Music Review: Artmann - Understatement EP [Modula Records]
- Published on Friday, 21 August 2020 17:38
Edinburgh based Modula Records strikes back with its fifth release which comes from Dutch golden boy Artmann. Since its foundation, which dates back to 2 years ago with the very successful MR001 VA (among which we can find the first-ever Rossi. track), the label has always preferred to release few but quality EPs. In fact, the following 3 EPs have involved upcoming talents including Akyra, Ray Mono, Jerome C, Gregg Dunsmore and Blackdub, receiving support from the likes of tINI, Jamie Jones, Paolo Rocco, Seth Troxler, Yaya and wAFF to name a few. MRF005 arrives from Amsterdam with the nasty Understatement EP from local rising talent Artmann, here able to express his deep-techy vision with three massive originals.
Click HERE to buy Understatement EP
Opener "Understatement" starts off with groove and good feelings, showing precisely what Artmann has used us to with his previous releases on Rendr, Whoyostro and TBX. Kick stings precise and cuts the mix, while tight drums alternate swingy on top and small vocal chops give an extra dose of grooviness to the entire piece. Bass is rolling and rubbery, almost feels it grips to the other elements and pulls them with it. Here, the Dutchman is able to achieve a smooth pumping effect that really helps your feet moving. The flawless arrangement puts everything at its place, one can feel the very logical order in which parts are thought of.
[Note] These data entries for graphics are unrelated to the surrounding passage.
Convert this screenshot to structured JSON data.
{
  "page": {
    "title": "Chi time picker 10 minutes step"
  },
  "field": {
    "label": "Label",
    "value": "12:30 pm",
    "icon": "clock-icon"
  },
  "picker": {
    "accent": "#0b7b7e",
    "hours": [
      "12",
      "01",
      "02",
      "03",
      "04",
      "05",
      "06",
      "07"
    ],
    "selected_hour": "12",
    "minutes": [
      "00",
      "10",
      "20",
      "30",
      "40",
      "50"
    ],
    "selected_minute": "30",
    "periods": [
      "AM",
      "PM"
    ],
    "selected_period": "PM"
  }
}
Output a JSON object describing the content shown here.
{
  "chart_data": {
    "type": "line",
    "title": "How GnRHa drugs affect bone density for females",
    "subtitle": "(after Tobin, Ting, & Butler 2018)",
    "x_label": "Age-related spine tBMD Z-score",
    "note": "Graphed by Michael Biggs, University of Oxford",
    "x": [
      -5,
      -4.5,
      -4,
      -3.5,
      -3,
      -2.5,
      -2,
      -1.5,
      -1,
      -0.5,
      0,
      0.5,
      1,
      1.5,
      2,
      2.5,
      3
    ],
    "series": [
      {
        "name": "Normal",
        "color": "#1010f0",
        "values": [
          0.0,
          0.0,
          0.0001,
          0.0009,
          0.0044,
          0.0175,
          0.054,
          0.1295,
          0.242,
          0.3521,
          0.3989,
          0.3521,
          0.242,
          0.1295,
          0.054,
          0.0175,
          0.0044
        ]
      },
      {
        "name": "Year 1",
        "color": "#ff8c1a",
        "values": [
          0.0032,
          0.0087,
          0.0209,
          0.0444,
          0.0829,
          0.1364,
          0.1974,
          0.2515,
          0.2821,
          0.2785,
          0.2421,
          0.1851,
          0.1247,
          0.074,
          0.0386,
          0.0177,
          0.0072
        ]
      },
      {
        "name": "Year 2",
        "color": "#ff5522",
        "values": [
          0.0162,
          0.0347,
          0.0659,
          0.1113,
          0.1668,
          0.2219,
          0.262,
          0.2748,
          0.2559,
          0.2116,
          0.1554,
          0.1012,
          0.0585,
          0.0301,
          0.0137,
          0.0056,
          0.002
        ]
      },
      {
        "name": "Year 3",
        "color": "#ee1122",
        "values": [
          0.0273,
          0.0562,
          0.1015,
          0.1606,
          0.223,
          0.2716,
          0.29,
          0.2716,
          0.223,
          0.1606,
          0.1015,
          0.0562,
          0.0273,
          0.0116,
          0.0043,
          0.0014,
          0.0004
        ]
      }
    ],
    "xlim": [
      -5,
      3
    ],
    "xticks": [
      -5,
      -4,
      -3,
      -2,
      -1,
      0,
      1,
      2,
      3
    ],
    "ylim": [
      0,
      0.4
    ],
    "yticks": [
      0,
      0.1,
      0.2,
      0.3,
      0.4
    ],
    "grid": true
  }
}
Next up, "God Jam It" digs deeper, moving towards a more classic house vibe. After an initial breakbeat moment, the tune back on track with the 4/4 structure, leaving to sharp drums the chance to shine at their best. Kick and bass shake the bottom. Analog pads and stabs create a gentle and flowing harmonic layer, sidechain and wise compression make it spot on in the overall mix. The continuous shift between breakbeat and straight phases is made to perfection and adds a note of interest to a very well-rounded track. The combination between a female (super housey!) and a male vocal samples its the cherry on the cake as it fits so well with the 90s lead on the drops as well as the whole funky mood of the track.
B-side stuff with the more stripped back "Too Many Records", as Artmann went for very tight drums and solid low-end section. The whole piece is held together by the incredible bass hook which cannot leave the listener steady. On this one, we find fewer pads and stabs so that drums and rhythmic elements are the main actors on stage. Each groove element sound super sharp and clean break on the decay makes of the track a real dancefloor stomper, also with the help of a subtle acid line. The track has a massive impact and its harsh sound perfectly fits the general idea. Listen to "Too Many Records" from start to end to properly appreciate microvariations and fills spread throughout the track.